Mujercitas

Capítulo VII

Se designó a Beth jefa de la casilla, porque como era la que estaba más en la casa podía  atenderla  regularmente.  ¡Cómo le gustaba la diaria tarea de abrir la puertita y repartir la correspondencia! Un día de julio, entró con las manos llenas y fue por toda la casa dejando cartas y encomiendas.

—Tu ramillete, mamá. Laurie nunca lo olvida. Señorita Meg, una carta y un guante —continuó entregando las cosas a su hermana, que cosía junto a su madre.

—¡Pero yo me dejé los dos allá, y aquí hay uno solo! ¿No se te habrá caído en el jardín?

—No, estoy segura. Había uno solo.

—¡Me fastidia quedarme con un guante sin pareja! Bueno, ya aparecerá el otro.  Mi carta no es más que una traducción de la canción alemana que me gustaba; supongo que la hizo el señor Brooke, porque no es la letra de Laurie.

La señora March echó una mirada a Meg, preciosa en su vestido mañanero, con sus ricillos sobre la frente y tan mujercita, sentada ante su mesa de costura; ajena al pensamiento que la escena despertó en su madre, cantaba y cosía con dedos ágiles, tan pura e inocente como las flores que adornaban su cintura.
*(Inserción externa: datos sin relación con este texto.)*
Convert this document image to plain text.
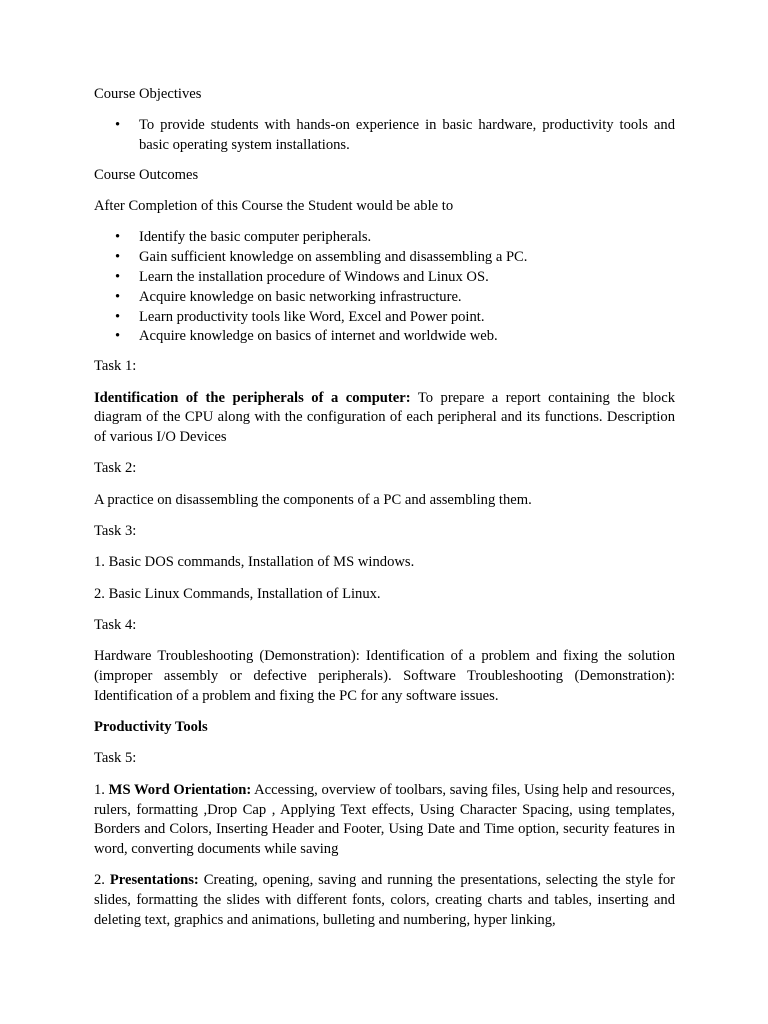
Course Objectives

• To provide students with hands-on experience in basic hardware, productivity tools and basic operating system installations.

Course Outcomes

After Completion of this Course the Student would be able to

• Identify the basic computer peripherals.
• Gain sufficient knowledge on assembling and disassembling a PC.
• Learn the installation procedure of Windows and Linux OS.
• Acquire knowledge on basic networking infrastructure.
• Learn productivity tools like Word, Excel and Power point.
• Acquire knowledge on basics of internet and worldwide web.

Task 1:

Identification of the peripherals of a computer: To prepare a report containing the block diagram of the CPU along with the configuration of each peripheral and its functions. Description of various I/O Devices

Task 2:

A practice on disassembling the components of a PC and assembling them.

Task 3:

1. Basic DOS commands, Installation of MS windows.

2. Basic Linux Commands, Installation of Linux.

Task 4:

Hardware Troubleshooting (Demonstration): Identification of a problem and fixing the solution (improper assembly or defective peripherals). Software Troubleshooting (Demonstration): Identification of a problem and fixing the PC for any software issues.

Productivity Tools

Task 5:

1. MS Word Orientation: Accessing, overview of toolbars, saving files, Using help and resources, rulers, formatting ,Drop Cap , Applying Text effects, Using Character Spacing, using templates, Borders and Colors, Inserting Header and Footer, Using Date and Time option, security features in word, converting documents while saving

2. Presentations: Creating, opening, saving and running the presentations, selecting the style for slides, formatting the slides with different fonts, colors, creating charts and tables, inserting and deleting text, graphics and animations, bulleting and numbering, hyper linking,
La señora March sonrió.

—Dos cartas para la doctora Jo, un libro y un sombrero viejo muy cómico, que cubría toda la casilla —añadió Beth, riendo, al entrar en el escritorio donde Jo escribía.
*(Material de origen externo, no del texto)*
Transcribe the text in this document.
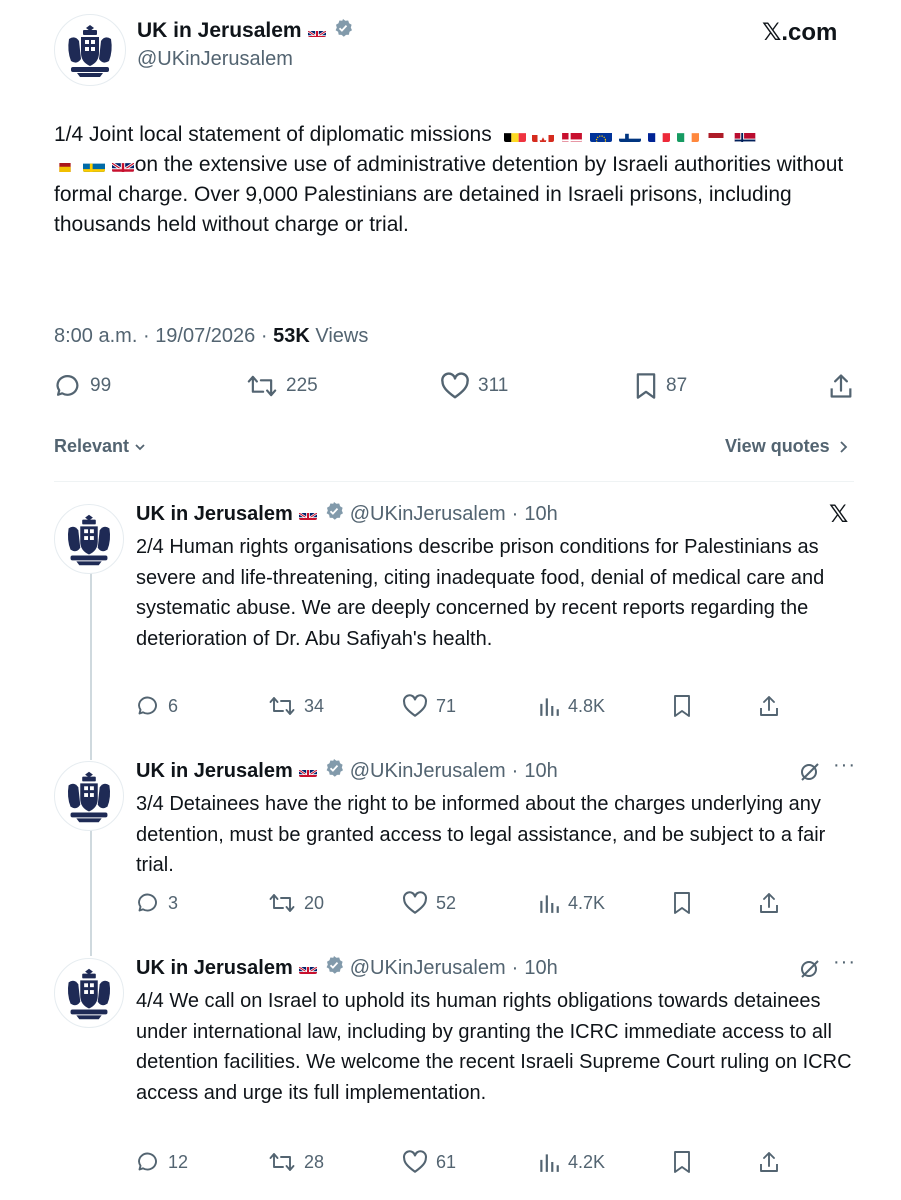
UK in Jerusalem
@UKinJerusalem
𝕏.com
1/4 Joint local statement of diplomatic missions
on the extensive use of administrative detention by Israeli authorities without formal charge. Over 9,000 Palestinians are detained in Israeli prisons, including thousands held without charge or trial.
8:00 a.m. · 19/07/2026 · 53K Views
99	225	311	87
Relevant	View quotes
UK in Jerusalem	@UKinJerusalem · 10h	𝕏
2/4 Human rights organisations describe prison conditions for Palestinians as severe and life-threatening, citing inadequate food, denial of medical care and systematic abuse. We are deeply concerned by recent reports regarding the deterioration of Dr. Abu Safiyah's health.
6	34	71	4.8K
UK in Jerusalem	@UKinJerusalem · 10h	···
3/4 Detainees have the right to be informed about the charges underlying any detention, must be granted access to legal assistance, and be subject to a fair trial.
3	20	52	4.7K
UK in Jerusalem	@UKinJerusalem · 10h	···
4/4 We call on Israel to uphold its human rights obligations towards detainees under international law, including by granting the ICRC immediate access to all detention facilities. We welcome the recent Israeli Supreme Court ruling on ICRC access and urge its full implementation.
12	28	61	4.2K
—Le comenté a Laurie que me gustaría que estuvieran de moda los sombreros grandes, porque me quemaba la cara en los días de mucho sol, y me dijo: "¡Qué te importa la moda! Si te resulta cómodo, úsalo".  Le dije que no lo usaba porque no tenía, y ahora me manda éste para ver si soy capaz de llevarlo. ¡Me lo voy a poner para divertirme y para demostrarle que me importa un rábano la moda! —y poniendo el aludo sombrero sobre un busto de Platón, Jo se dispuso a leer sus cartas.

Una era de su madre, en la que le decía que no se le escapaban sus nobles intentos de mejorar y la alentaba a persistir en esa sincera resolución.
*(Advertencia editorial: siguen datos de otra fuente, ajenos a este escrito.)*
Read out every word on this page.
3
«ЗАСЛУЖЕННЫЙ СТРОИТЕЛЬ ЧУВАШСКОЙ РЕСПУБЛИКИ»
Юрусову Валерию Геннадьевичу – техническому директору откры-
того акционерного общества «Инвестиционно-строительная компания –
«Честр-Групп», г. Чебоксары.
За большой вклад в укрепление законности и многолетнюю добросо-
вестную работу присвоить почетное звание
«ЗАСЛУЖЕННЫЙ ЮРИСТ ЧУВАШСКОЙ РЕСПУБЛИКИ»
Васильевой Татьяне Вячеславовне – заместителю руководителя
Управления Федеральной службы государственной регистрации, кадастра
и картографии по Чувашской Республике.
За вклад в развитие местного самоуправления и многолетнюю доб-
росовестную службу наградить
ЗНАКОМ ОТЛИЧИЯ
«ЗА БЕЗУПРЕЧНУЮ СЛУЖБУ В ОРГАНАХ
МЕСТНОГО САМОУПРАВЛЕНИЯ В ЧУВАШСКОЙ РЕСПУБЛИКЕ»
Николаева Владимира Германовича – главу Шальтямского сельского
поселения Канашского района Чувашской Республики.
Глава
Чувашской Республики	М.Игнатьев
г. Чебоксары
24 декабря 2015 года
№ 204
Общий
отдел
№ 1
Jo mojó esa carta con algunas lágrimas de felicidad, porque había supuesto que nadie advertía ni apreciaba sus esfuerzos, y estas palabras de aliento eran doblemente preciosas para ella, por inesperadas y por provenir de la persona cuyos elogios valían más. La otra carta era de Laurie; las invitaba a un paseo al campo al día siguiente, con un grupo de amigos ingleses que estaban de paso. "Haremos campamento en Longmeadow, vamos a almorzar, jugar al croquet y a disfrutar como gitanos. Son gente simpática. Quiero que venga Beth. Brooke irá también". Así terminaba el mensaje.

Jo corrió a dar la noticia, entusiasmada. Meg le preguntó si sabía algo de los Vaugham, los amigos ingleses de Laurie.

—Sólo sé que son cuatro.  Kate, que es mayor que tú; Fred y Frank, que son mellizos, tienen más o menos mi edad, y una chiquita, Grace, de nueve o diez años. Laurie los conoció cuando estaba en el extranjero y se hizo amigo de los muchachos. Beth, ¿vendrás, verdad?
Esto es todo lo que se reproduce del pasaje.